If the headlines are to be believed, Generation Z (Gen Z) are progressive environmental activists who place sustainability above consumerism.

This can be seen in surveys: according to CNBC, more than half of Gen Z – or ‘Zoomers’ – were said to be looking for environmentally sustainable products. Meanwhile new Drapers research revealed more than three-quarters of Gen Z (and millennial) shoppers say that sustainability is important to them. 

Given these are the customers of the future, businesses are taking steps to show that their brands closely align with these green values.

Last year, young fashionista favourite ASOS announced a 30% reduction in their carbon footprint while iconic jeans brand Levi Strauss pledged a 90% reduction in greenhouse gas emissions by 2025.

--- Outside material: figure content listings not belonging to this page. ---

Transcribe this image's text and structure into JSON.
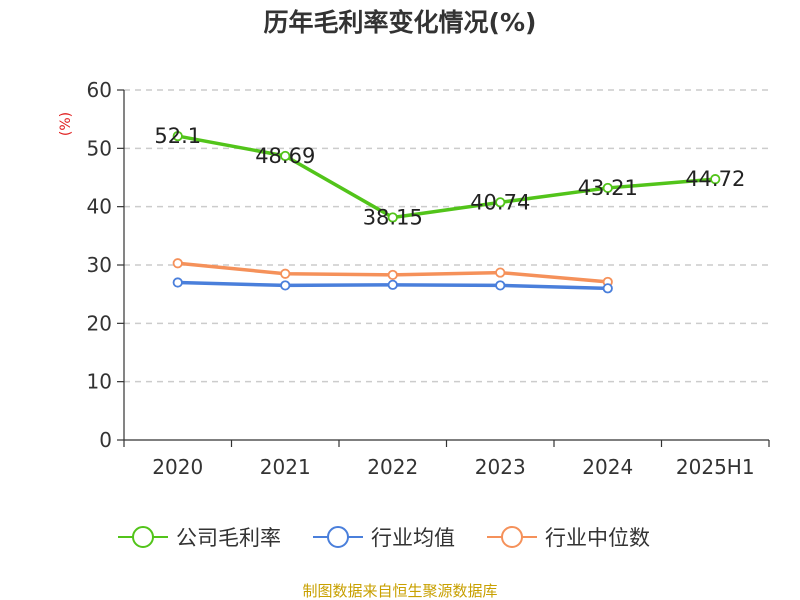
{
  "chart_data": {
    "type": "line",
    "title": "历年毛利率变化情况(%)",
    "ylabel": "(%)",
    "xlabel": "",
    "categories": [
      "2020",
      "2021",
      "2022",
      "2023",
      "2024",
      "2025H1"
    ],
    "ylim": [
      0,
      60
    ],
    "yticks": [
      0,
      10,
      20,
      30,
      40,
      50,
      60
    ],
    "grid": true,
    "legend_position": "bottom",
    "series": [
      {
        "name": "公司毛利率",
        "color": "#52c41a",
        "values": [
          52.1,
          48.69,
          38.15,
          40.74,
          43.21,
          44.72
        ],
        "labels": [
          "52.1",
          "48.69",
          "38.15",
          "40.74",
          "43.21",
          "44.72"
        ]
      },
      {
        "name": "行业均值",
        "color": "#4a7fdb",
        "values": [
          27.0,
          26.5,
          26.6,
          26.5,
          26.0,
          null
        ]
      },
      {
        "name": "行业中位数",
        "color": "#f5915a",
        "values": [
          30.3,
          28.5,
          28.3,
          28.7,
          27.1,
          null
        ]
      }
    ],
    "source": "制图数据来自恒生聚源数据库",
    "ylabel_color": "#e02020",
    "source_color": "#c8a000"
  }
}
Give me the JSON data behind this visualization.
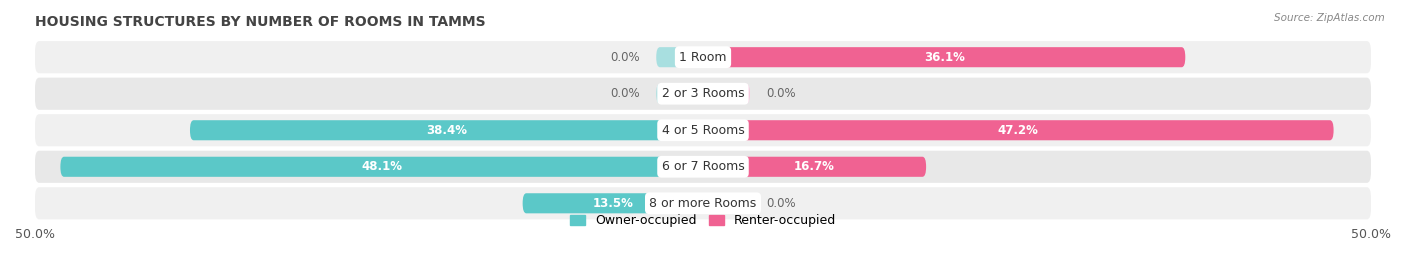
{
  "title": "HOUSING STRUCTURES BY NUMBER OF ROOMS IN TAMMS",
  "source": "Source: ZipAtlas.com",
  "categories": [
    "1 Room",
    "2 or 3 Rooms",
    "4 or 5 Rooms",
    "6 or 7 Rooms",
    "8 or more Rooms"
  ],
  "owner_values": [
    0.0,
    0.0,
    38.4,
    48.1,
    13.5
  ],
  "renter_values": [
    36.1,
    0.0,
    47.2,
    16.7,
    0.0
  ],
  "owner_color": "#5bc8c8",
  "owner_color_light": "#a8dfe0",
  "renter_color": "#f06292",
  "renter_color_light": "#f8bbd9",
  "row_colors": [
    "#f0f0f0",
    "#e8e8e8"
  ],
  "xlim": [
    -50,
    50
  ],
  "bar_height": 0.55,
  "title_fontsize": 10,
  "label_fontsize": 9,
  "value_fontsize": 8.5,
  "axis_label_fontsize": 9,
  "legend_fontsize": 9,
  "min_stub": 3.5
}
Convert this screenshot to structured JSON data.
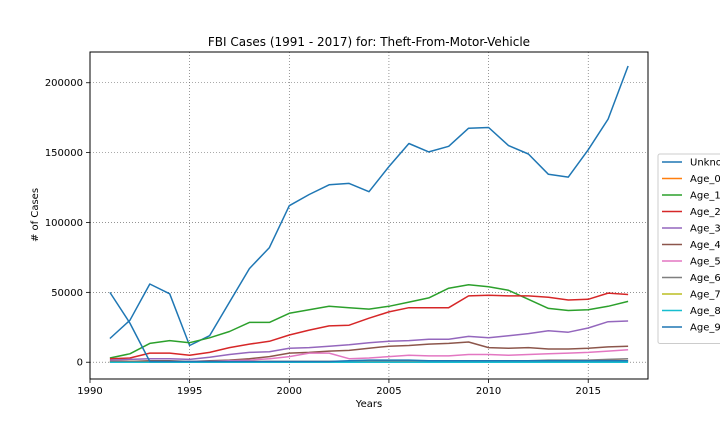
{
  "chart_data": {
    "type": "line",
    "title": "FBI Cases (1991 - 2017) for: Theft-From-Motor-Vehicle",
    "xlabel": "Years",
    "ylabel": "# of Cases",
    "xlim": [
      1990,
      2018
    ],
    "ylim": [
      -12000,
      222000
    ],
    "xticks": [
      1990,
      1995,
      2000,
      2005,
      2010,
      2015
    ],
    "yticks": [
      0,
      50000,
      100000,
      150000,
      200000
    ],
    "grid": true,
    "legend_position": "right (clipped)",
    "x": [
      1991,
      1992,
      1993,
      1994,
      1995,
      1996,
      1997,
      1998,
      1999,
      2000,
      2001,
      2002,
      2003,
      2004,
      2005,
      2006,
      2007,
      2008,
      2009,
      2010,
      2011,
      2012,
      2013,
      2014,
      2015,
      2016,
      2017
    ],
    "series": [
      {
        "name": "Unkno",
        "color": "#1f77b4",
        "values": [
          17000,
          30000,
          56000,
          49000,
          12000,
          19000,
          43000,
          67000,
          82000,
          112000,
          120000,
          127000,
          128000,
          122000,
          140000,
          156500,
          150500,
          154500,
          167500,
          168000,
          155000,
          149000,
          134500,
          132500,
          152000,
          174000,
          212000
        ]
      },
      {
        "name": "Age_0",
        "color": "#ff7f0e",
        "values": [
          500,
          500,
          500,
          500,
          500,
          500,
          500,
          500,
          500,
          500,
          500,
          500,
          500,
          500,
          500,
          500,
          500,
          500,
          500,
          500,
          500,
          500,
          500,
          500,
          500,
          1500,
          1000
        ]
      },
      {
        "name": "Age_1",
        "color": "#2ca02c",
        "values": [
          3000,
          6000,
          13500,
          15500,
          14000,
          17500,
          22000,
          28500,
          28500,
          35000,
          37500,
          40000,
          39000,
          38000,
          40000,
          43000,
          46000,
          53000,
          55500,
          54000,
          51500,
          45000,
          38500,
          37000,
          37500,
          40000,
          43500
        ]
      },
      {
        "name": "Age_2",
        "color": "#d62728",
        "values": [
          2500,
          3000,
          6500,
          6500,
          5000,
          7000,
          10500,
          13000,
          15000,
          19500,
          23000,
          26000,
          26500,
          31500,
          36000,
          39000,
          39000,
          39000,
          47500,
          48000,
          47500,
          47500,
          46500,
          44500,
          45000,
          49500,
          48500
        ]
      },
      {
        "name": "Age_3",
        "color": "#9467bd",
        "values": [
          1500,
          2000,
          2500,
          2500,
          2000,
          3500,
          5500,
          7000,
          7500,
          10000,
          10500,
          11500,
          12500,
          14000,
          15000,
          15500,
          16500,
          16500,
          18500,
          17500,
          19000,
          20500,
          22500,
          21500,
          24500,
          29000,
          29500
        ]
      },
      {
        "name": "Age_4",
        "color": "#8c564b",
        "values": [
          500,
          500,
          1000,
          1000,
          500,
          1000,
          1500,
          2500,
          4000,
          6500,
          7000,
          8000,
          8500,
          10000,
          11500,
          12000,
          13000,
          13500,
          14500,
          10500,
          10000,
          10500,
          9500,
          9500,
          10000,
          11000,
          11500
        ]
      },
      {
        "name": "Age_5",
        "color": "#e377c2",
        "values": [
          0,
          0,
          0,
          0,
          500,
          500,
          1000,
          1500,
          2500,
          4000,
          6500,
          6500,
          2500,
          3000,
          4000,
          5000,
          4500,
          4500,
          5500,
          5500,
          5000,
          5500,
          6000,
          6500,
          7000,
          8000,
          9000
        ]
      },
      {
        "name": "Age_6",
        "color": "#7f7f7f",
        "values": [
          0,
          0,
          0,
          0,
          0,
          0,
          0,
          0,
          500,
          500,
          500,
          500,
          500,
          500,
          1000,
          1000,
          1000,
          1000,
          1000,
          1000,
          1000,
          1000,
          1500,
          1500,
          1500,
          2000,
          2500
        ]
      },
      {
        "name": "Age_7",
        "color": "#bcbd22",
        "values": [
          0,
          0,
          0,
          0,
          0,
          0,
          0,
          0,
          0,
          0,
          0,
          0,
          0,
          0,
          0,
          0,
          0,
          0,
          0,
          0,
          0,
          0,
          0,
          500,
          500,
          500,
          500
        ]
      },
      {
        "name": "Age_8",
        "color": "#17becf",
        "values": [
          0,
          0,
          0,
          0,
          0,
          0,
          0,
          0,
          0,
          0,
          0,
          0,
          0,
          0,
          0,
          0,
          0,
          0,
          0,
          0,
          0,
          0,
          0,
          0,
          0,
          0,
          0
        ]
      },
      {
        "name": "Age_9",
        "color": "#1f77b4",
        "values": [
          50000,
          28000,
          500,
          500,
          500,
          500,
          500,
          500,
          500,
          500,
          500,
          500,
          1000,
          1500,
          1500,
          1500,
          1000,
          1000,
          1000,
          1000,
          1000,
          1000,
          1000,
          1000,
          1000,
          1000,
          1000
        ]
      }
    ]
  }
}
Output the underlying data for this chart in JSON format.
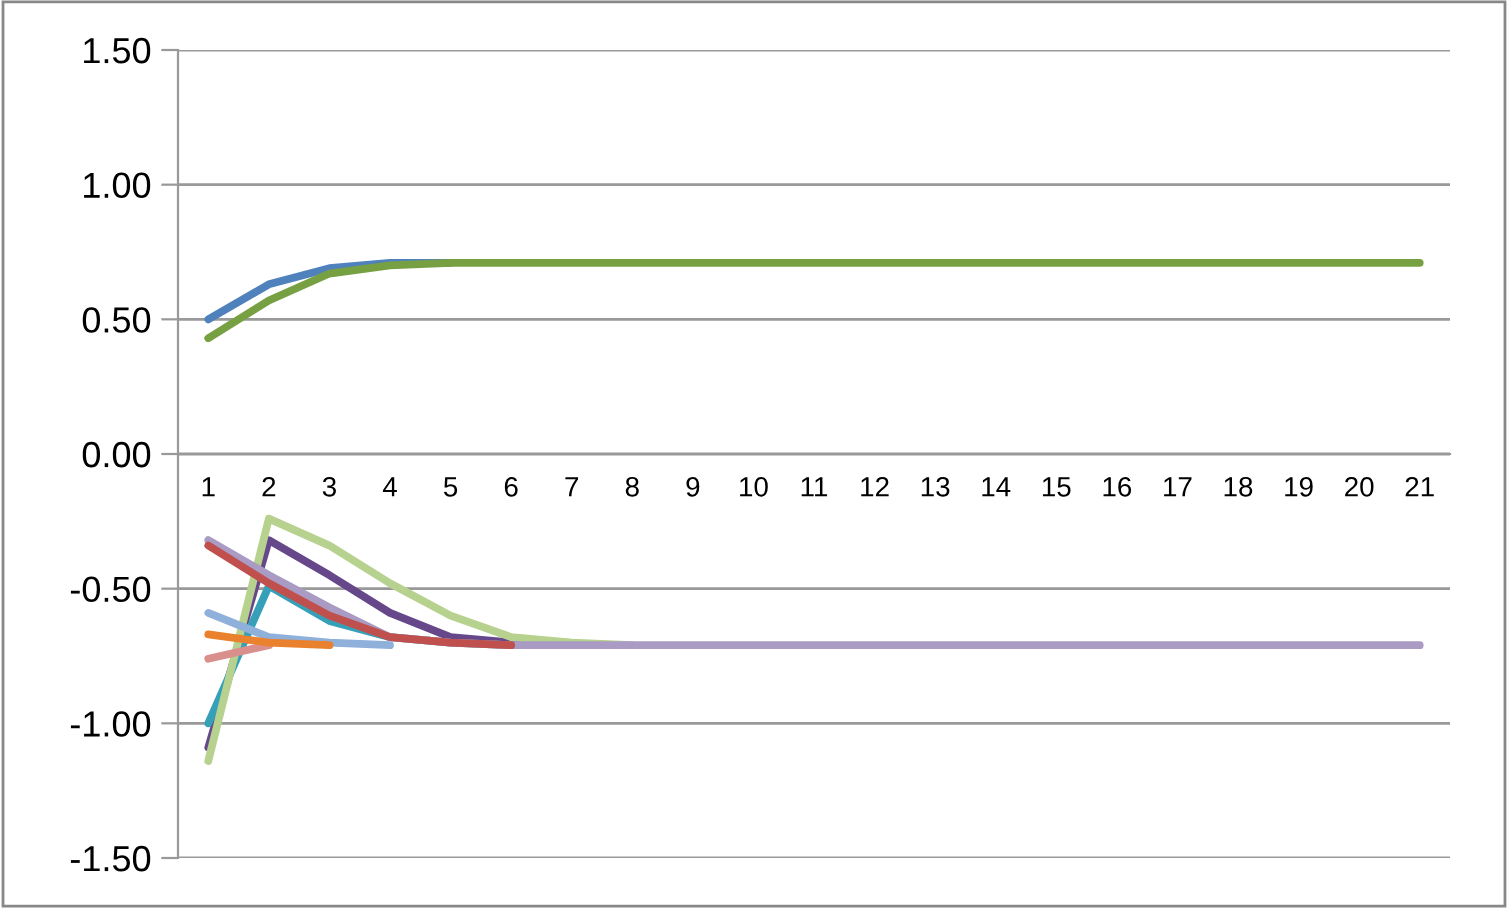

Given Oxfam research found that the carbon footprint of new clothes bought each month in the UK was greater than flying around the world 900 times, carbon-cutting initiatives like these should be welcomed with open arms.

The fast fashion industry – which goes out of its way to target younger shoppers – is estimated to produce 1.2 billion tonnes of CO2, a figure exceeding that of international flights and shipping combined. 

But are Zoomers quite as progressive as they make out? The same CNBC survey that showed more than half of Gen Z customers were said to be looking for environmentally sustainable products, only 38% were willing to pay more for them. 

There seems to be a disconnect between what consumers say they want, and what they are actually willing to buy.  This isn’t just limited to demand for sustainable products either.

Following the Boohoo factory scandal in July last year – where warehouses were revealed to have poor health and safety records and workers were being paid below minimum wage – the company’s share price deservedly fell by over a third in the two days following the news. 

Yet the backlash seemed short lived. Just a few months later, Boohoo reported a sales surge, with half-year revenue growth of almost 50% at the end of August. Clearly customers had no long-term hesitations about continuing to shop there. A Vogue Business report found that of 105 Gen Z participants surveyed, over half were said to buy ”most of their clothes” from Boohoo and other fast-fashion retailers. 

While there may be an argument that younger consumers are out-priced by expensive sustainable fashion brands, this is not a strong one as the resources and technology are out there to help Gen Z in making informed decisions over choosing to shop at ethical brands over unethical ones. 

The continued success of brands like Boohoo and Primark, which are known not to prioritise ethics or sustainability standards, shows that in reality many consumers are relatively apathetic when it comes to choosing to shop at more conscience-driven brands, and remain attracted to cheap and convenient fast fashion. 

Primark has long remained a brand shrouded in controversy, claims in 2013 revealed they had Bangladeshi factory workers paid less than £24 a month – this came to light around the time a Primark factory was in such bad condition it collapsed, taking the lives of 1000 people.

Consumers are quick to call out corporations for their ethical and climate change policies (or lack of), claiming that they are not doing enough to help. Yet major businesses from Unilever to BlackRock are at least beginning to take strong stances on sustainability and ethics.

While this is undoubtedly motivated in part by what they believe will be best received by their customers, meaningful change is made harder by ‘woke’ consumers who demand one thing and do another. Time for Gen Z to put its money where its mouth is.